Disney’s image is polished and welcoming but that was built on decades of less than delightful business practices. Uncle Walt was a capitalist first and foremost (one who really hated unions), and that ruthless approach to profit has driven them for decades. It affects every aspect of the filmmaking process, right down to theatrical distribution. Disney have a much tougher reputation in terms of their distribution deals, with strict conditions imposed on theatres that have proven hurtful to smaller chains and independent venues.
Typically, a studio takes around 55 percent of the domestic ticket sales, with some pushing that up to 60 percent. For Star Wars: The Last Jedi, Disney took 65 percent, then they demanded a four week hold on each venue. Anyone who broke those rules faced financial penalties and risked losing the chance to distribute future Disney titles. Imagine you’re a two-screen independent cinema in a town of a few thousand people. In order to show the new Marvel movie, you have to commit to a certain number of screenings a day for a certain period of time. You’ll probably have to show it in the larger of your two screens, and you’ll never make a profit from it. Everyone in your town has already seen the film by the time you’re halfway through your contracted run, so the rest of the time you’re essentially running near empty screenings. As you can imagine, this gives Disney near unprecedented control over the box office, and people who want to oppose that have very few alternatives when Disney buys up the competition and are free to impose even stricter measures.
For people in my line of work, the acquisition feels especially insidious. Disney aren’t great when it comes to journalists, to put it mildly. In November 2017, they briefly banned the Los Angeles Times from attending press screenings of its films in retaliation for the paper’s reporting on Disney’s political influence in the city of Anaheim, where Disneyland wields immense power. They quickly reversed that decision but only after major protests and threats of boycott from other significant publications. One critic told Buzzfeed, ‘I’ve had Disney tell me they don’t want to invite me to a film because I didn’t like the last one. It really scares me to watch them get even more power.’ Another reason the decrease in competition has proven scary: For every critic or journalist who doesn’t want to play free PR to a powerful studio, their employment opportunities could dramatically decrease.

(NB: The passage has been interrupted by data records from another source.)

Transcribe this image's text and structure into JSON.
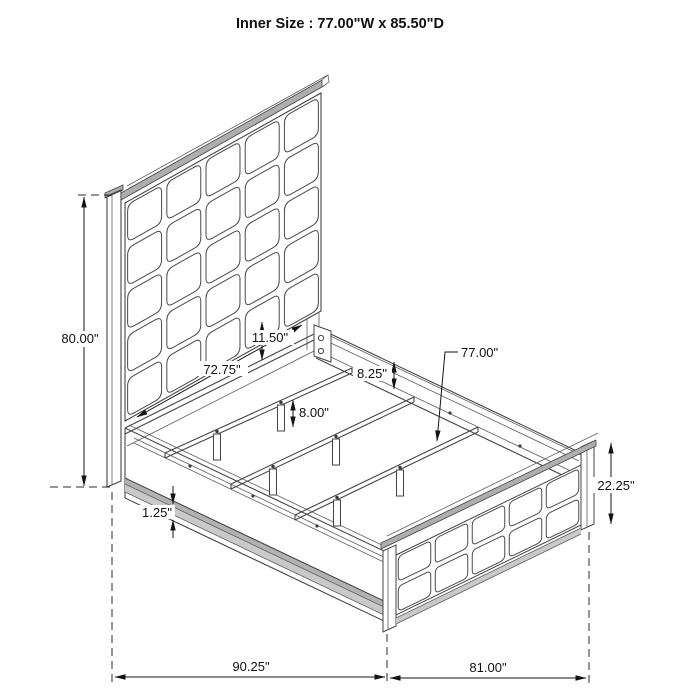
{
  "title": "Inner Size : 77.00\"W x 85.50\"D",
  "dimensions": {
    "headboard_height": "80.00\"",
    "side_rail_length": "72.75\"",
    "headboard_bottom_gap": "11.50\"",
    "side_rail_height": "8.25\"",
    "support_leg_height": "8.00\"",
    "slat_width": "77.00\"",
    "footboard_height": "22.25\"",
    "base_trim_thickness": "1.25\"",
    "overall_depth": "90.25\"",
    "overall_width": "81.00\""
  }
}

Barton Crockett, a media analyst at B. Riley FBR, said, ‘Disney is becoming the Wal-Mart of Hollywood: huge and dominant. That’s going to have a big influence up and down the supply chain.’ It makes you wonder if any of them watched their own movie, Wall-E, and thought Buy N Large was something to aspire to. Of course, Disney aren’t the only ones benefitting from this age of media consolidation. AT&T acquired Time Warner last year after overcoming an attempt by the Department of Justice to stop it. CBS and Viacom have toyed with re-merging over the past couple of years to keep up with the big boys. Currently, media analysts are predicting whether Apple will enter the acquisition game as it gears up its much-hyped streaming service. So many smaller networks and channels are sending their shows off to Netflix, giving the king of the streaming services further power.
It’s all too easy to imagine a world where all of our major entertainment, news and media providers are owned by even less than five companies. I’ve joked before that we’re heading towards a world where our only options will be Disney or Netflix but that future doesn’t feel all that fantastical. It’s not good for customers, it’s not good for art, it’s certainly not good for politics. Besides, it’s not as if you were ever going to see Deadpool in an Avengers movie anyway.